Expounding the Bible

Sixtus's Bibliotheca covered both methods for discovering the sense of scripture and forms of presentation of its meaning once found. Among them was enarratio, the public exposition of scripture, the designation Martin Bucer gave to his Latin translation for the benefit of brethren in France of Luther's German homilies (postils) on the lections from the gospels and epistles (1525–6). As professor of the Bible in Wittenberg Luther had lectured in Latin on the Psalms, Romans, and Galatians before he challenged fellow scholars to debate over 95 propositions in 1517. In virtually every local situation where the Reformation put down roots, vernacular preaching went hand in hand with learned instruction more akin to lecturing. The whole Reformation movement was almost an orgy of preaching, from the masterly gospel expositions Luther delivered on returning to Wittenberg in May 1522 to retrieve the cause of moderate reform after Carlstadt's disruptive radicalism in his absence, to the remarkable sermon ‘on the plough’ (and ploughers) preached by Hugh Latimer, bishop of Worcester, at St Paul's Cross, London, early in January 1548, and John Knox's first public preachment, on Daniel 7 and the coming of Antichrist, at St Andrews in 1547.

Germanisches Nationalmuseum, Nuremberg.

The simple plaque in St Peter's Cathedral in Geneva that honours Calvin describes him only as ‘servant of the Word of God’. One of his earliest biographies records what are in effect four forms that that service took in Geneva. Calvin was first a lecturer before he was made a pastor, and from his lectures came many of his published commentaries in Latin. Preaching in French consumed enormous energies, with an average ten sermons a fortnight, each an hour long, at the height of his Genevan ministry. Then every Friday at the pastors' open Bible study, called in French the Congrégation, whether at the outset or in rounding off Calvin frequently gave a short exposition. Finally, in the meetings of the consistory, the organ of pastoral discipline in Reformed communities like Geneva, Calvin regularly addressed a biblically grounded remonstrance to the person found wanting in some aspect of behaviour.

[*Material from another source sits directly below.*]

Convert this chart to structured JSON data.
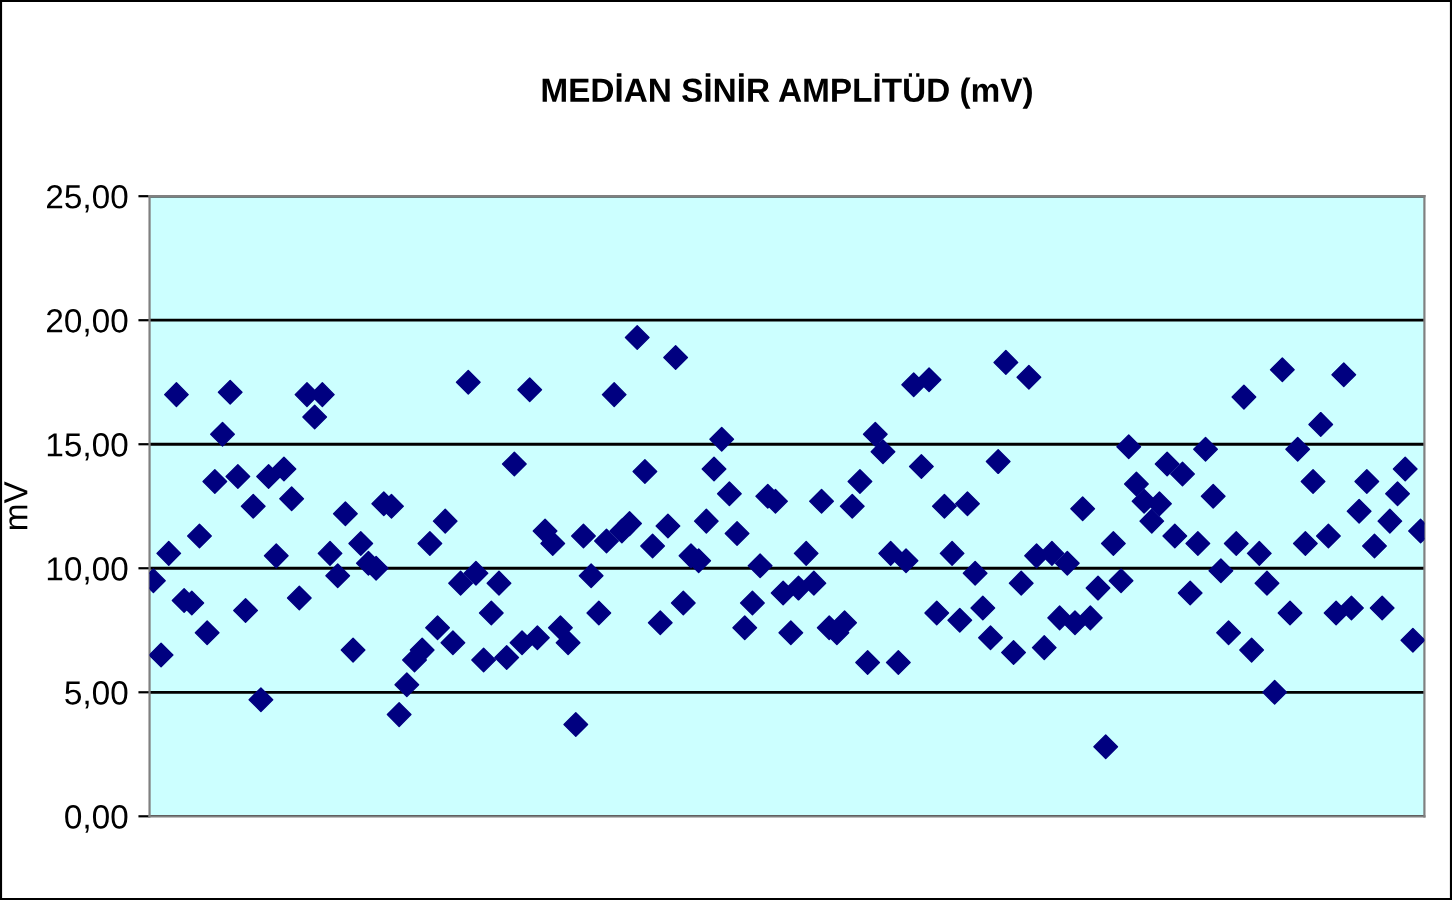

Calvin was to be sure exceptional, but not in the prominence and focused effort devoted to letting the biblical message have free course among the people. As Luther once memorably put it:

All I have done is to put forth, preach and write the Word of God, and apart from this I have done nothing. While I have been sleeping, or drinking Wittenberg beer … it is the Word that has done great things … I have done nothing; the Word has done and achieved everything.